News

OpenAI signs $10B chip deal with Broadcom to mass-produce custom AI inference chips on TSMC 3nm

Sep 5, 2025

Key Points

  • OpenAI signs $10 billion deal with Broadcom to design and mass-produce custom AI inference chips on TSMC's 3nm process, targeting production in 2026 to address GPU shortages constraining model deployment.
  • Richard Ho, ex-Google TPU lead, heads a 40-person team building chips optimized for inference rather than training, signaling OpenAI's shift from raw capability gains to reducing costs and improving margins.
  • The deal reflects AI infrastructure becoming the binding constraint on progress: NVIDIA GPU lead times stretch months, making custom silicon a competitive hedge alongside OpenAI's $30 billion Oracle data center commitment.

Summary

OpenAI has signed a $10 billion deal with Broadcom to design and mass-produce custom AI inference chips, addressing what CEO Sam Altman has called a critical GPU shortage limiting the company's ability to roll out new ChatGPT versions. The arrangement, initially disclosed via Broadcom's earnings call mentioning a fourth major AI developer customer with a one-time $10 billion order, represents a significant vertical expansion into chip manufacturing for OpenAI.

Richard Ho, formerly of Google's TPU team, is leading the effort with approximately 40 engineers. Broadcom will provide design and intellectual property while TSMC will fabricate the chips on its 3nm node, with target mass production in 2026. The chips are designed for inference only—running trained models rather than training new ones—which aligns with OpenAI's stated priority to reduce inference costs and improve margins rather than push further model capability gains.

The timing reflects genuine infrastructure constraints. Altman publicly cited GPU shortages in February when explaining delays and costs around GPT-4.5, stating the company was "out of GPUs" despite adding hundreds of thousands of GPUs online. The custom chip strategy complements OpenAI's broader infrastructure buildout: a $30 billion annual data center deal with Oracle signed earlier this year and the company's Stargate project, a data center construction venture.
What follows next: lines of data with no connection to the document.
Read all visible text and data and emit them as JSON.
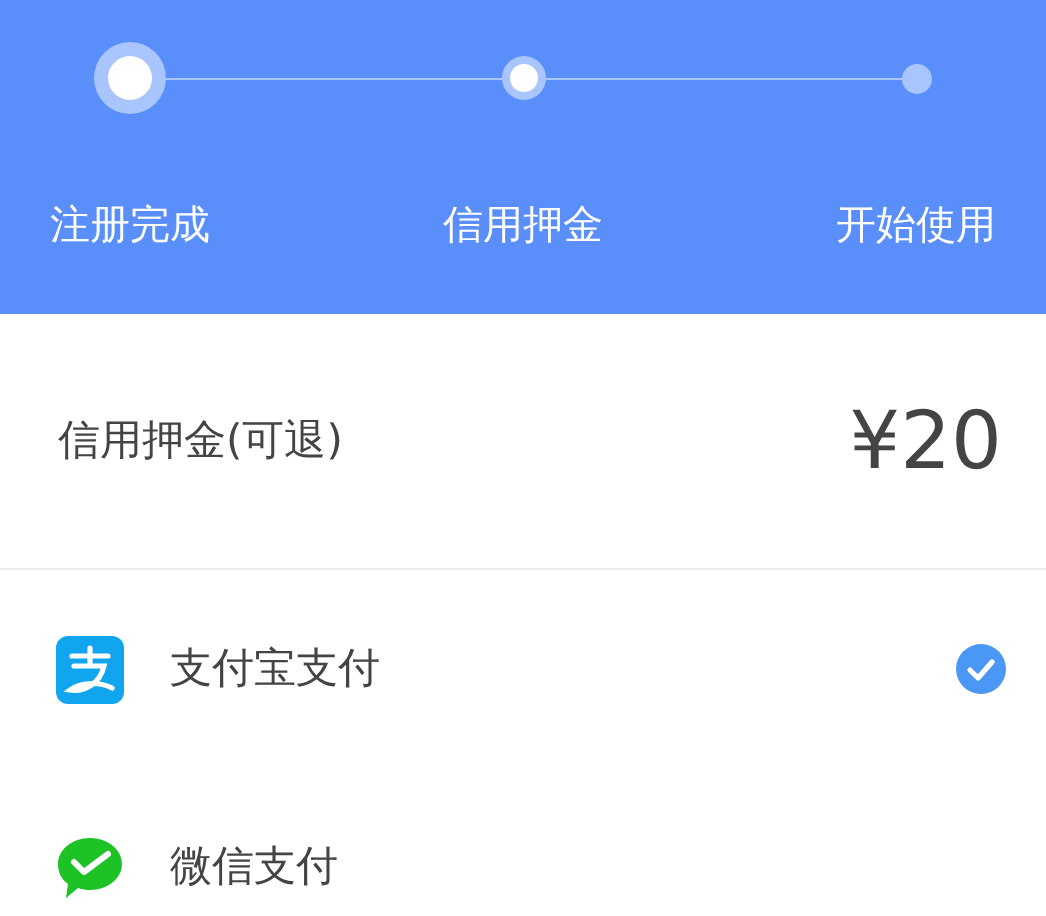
{
  "steps": [
    {
      "label": "注册完成",
      "kind": "done"
    },
    {
      "label": "信用押金",
      "kind": "current"
    },
    {
      "label": "开始使用",
      "kind": "upcoming"
    }
  ],
  "deposit": {
    "label": "信用押金(可退)",
    "amount": "¥20"
  },
  "payment_methods": [
    {
      "kind": "alipay",
      "label": "支付宝支付",
      "selected": true
    },
    {
      "kind": "wechat",
      "label": "微信支付",
      "selected": false
    }
  ]
}
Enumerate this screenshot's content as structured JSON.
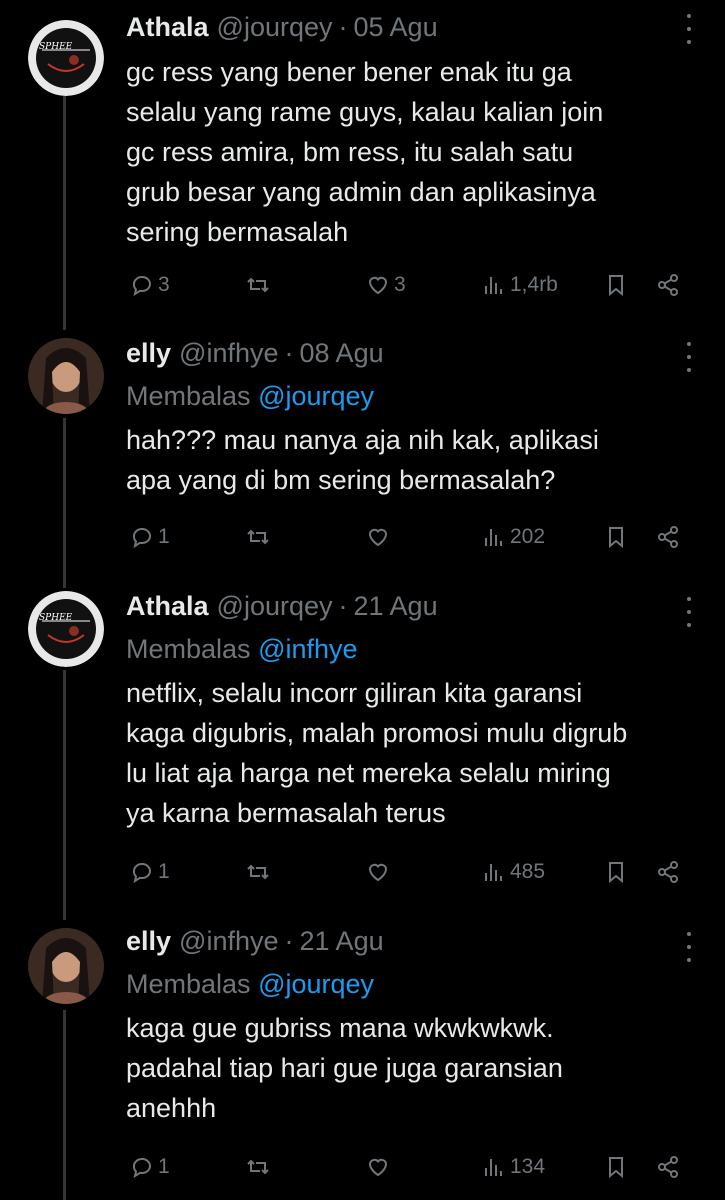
{
  "tweets": [
    {
      "name": "Athala",
      "handle": "@jourqey",
      "sep": "·",
      "date": "05 Agu",
      "reply_prefix": "",
      "reply_to": "",
      "lines": [
        "gc ress yang bener bener enak itu ga",
        "selalu yang rame guys, kalau kalian join",
        "gc ress amira, bm ress, itu salah satu",
        "grub besar yang admin dan aplikasinya",
        "sering bermasalah"
      ],
      "replies": "3",
      "retweets": "",
      "likes": "3",
      "views": "1,4rb",
      "avatar": "dark-logo-avatar"
    },
    {
      "name": "elly",
      "handle": "@infhye",
      "sep": "·",
      "date": "08 Agu",
      "reply_prefix": "Membalas",
      "reply_to": "@jourqey",
      "lines": [
        "hah??? mau nanya aja nih kak, aplikasi",
        "apa yang di bm sering bermasalah?"
      ],
      "replies": "1",
      "retweets": "",
      "likes": "",
      "views": "202",
      "avatar": "photo-avatar"
    },
    {
      "name": "Athala",
      "handle": "@jourqey",
      "sep": "·",
      "date": "21 Agu",
      "reply_prefix": "Membalas",
      "reply_to": "@infhye",
      "lines": [
        "netflix, selalu incorr giliran kita garansi",
        "kaga digubris, malah promosi mulu digrub",
        "lu liat aja harga net mereka selalu miring",
        "ya karna bermasalah terus"
      ],
      "replies": "1",
      "retweets": "",
      "likes": "",
      "views": "485",
      "avatar": "dark-logo-avatar"
    },
    {
      "name": "elly",
      "handle": "@infhye",
      "sep": "·",
      "date": "21 Agu",
      "reply_prefix": "Membalas",
      "reply_to": "@jourqey",
      "lines": [
        "kaga gue gubriss mana wkwkwkwk.",
        "padahal tiap hari gue juga garansian",
        "anehhh"
      ],
      "replies": "1",
      "retweets": "",
      "likes": "",
      "views": "134",
      "avatar": "photo-avatar"
    }
  ],
  "colors": {
    "background": "#000000",
    "text": "#e7e9ea",
    "muted": "#71767b",
    "mention": "#1d9bf0",
    "thread_line": "#333639"
  }
}
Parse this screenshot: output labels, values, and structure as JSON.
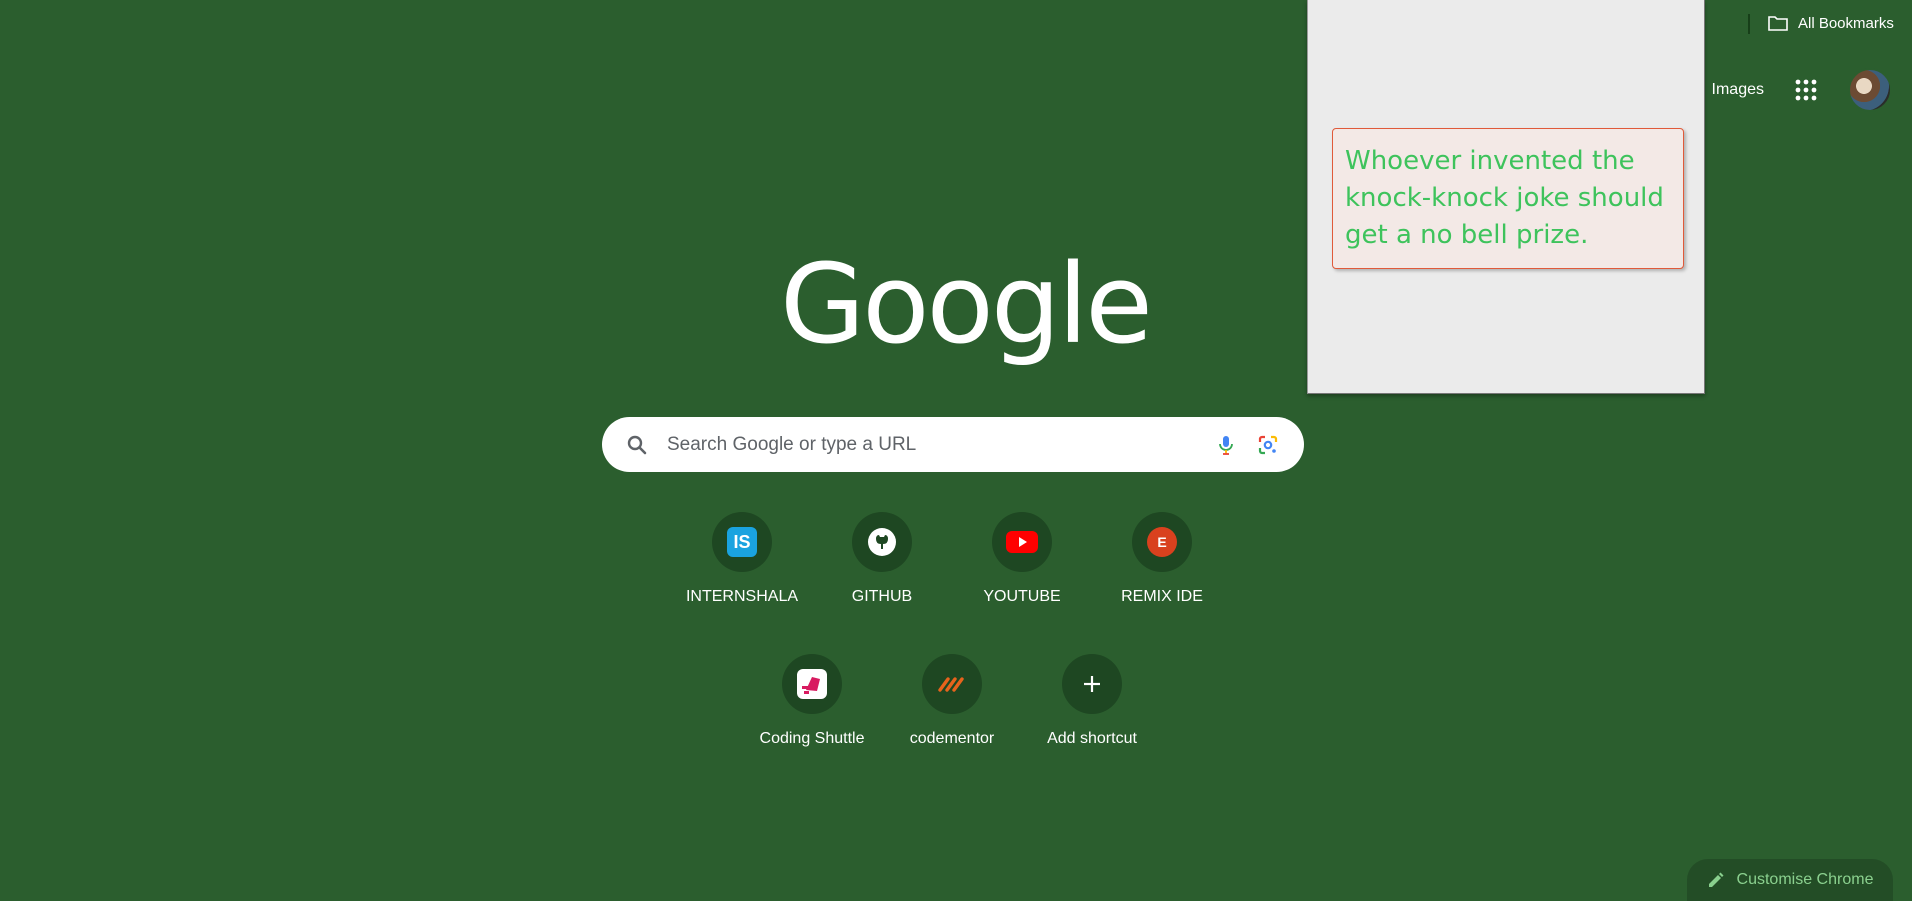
{
  "bookmarks": {
    "all_label": "All Bookmarks"
  },
  "header": {
    "images_label": "Images"
  },
  "popup": {
    "joke_text": "Whoever invented the knock-knock joke should get a no bell prize."
  },
  "logo": {
    "text": "Google"
  },
  "search": {
    "placeholder": "Search Google or type a URL",
    "value": ""
  },
  "shortcuts": [
    {
      "label": "INTERNSHALA",
      "icon": "internshala-icon"
    },
    {
      "label": "GITHUB",
      "icon": "github-icon"
    },
    {
      "label": "YOUTUBE",
      "icon": "youtube-icon"
    },
    {
      "label": "REMIX IDE",
      "icon": "remix-ide-icon"
    },
    {
      "label": "Coding Shuttle",
      "icon": "coding-shuttle-icon"
    },
    {
      "label": "codementor",
      "icon": "codementor-icon"
    },
    {
      "label": "Add shortcut",
      "icon": "plus-icon"
    }
  ],
  "footer": {
    "customise_label": "Customise Chrome"
  },
  "colors": {
    "background": "#2b5e2e",
    "joke_text": "#3ec35c",
    "joke_border": "#e05a3a"
  }
}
Access to off-the-shelf NVIDIA GPUs requires months of lead time, making custom silicon a logical hedge against sustained demand from hyperscalers.

The strategic calculus is straightforward—inference economics matter more than raw model capability at this stage. The hosts note that GPT-4 and GPT-4.5 already deliver sufficient quality for most users; the constraint is speed and cost, not performance gains. Broadcom's stock surged 11 to 14 percent on the news, reflecting investor confidence in the company's position as a critical infrastructure supplier to large AI developers. The deal underscores how AI training capacity and cost have become the binding constraint on progress for frontier labs, making chip supply and custom silicon central to competitive positioning.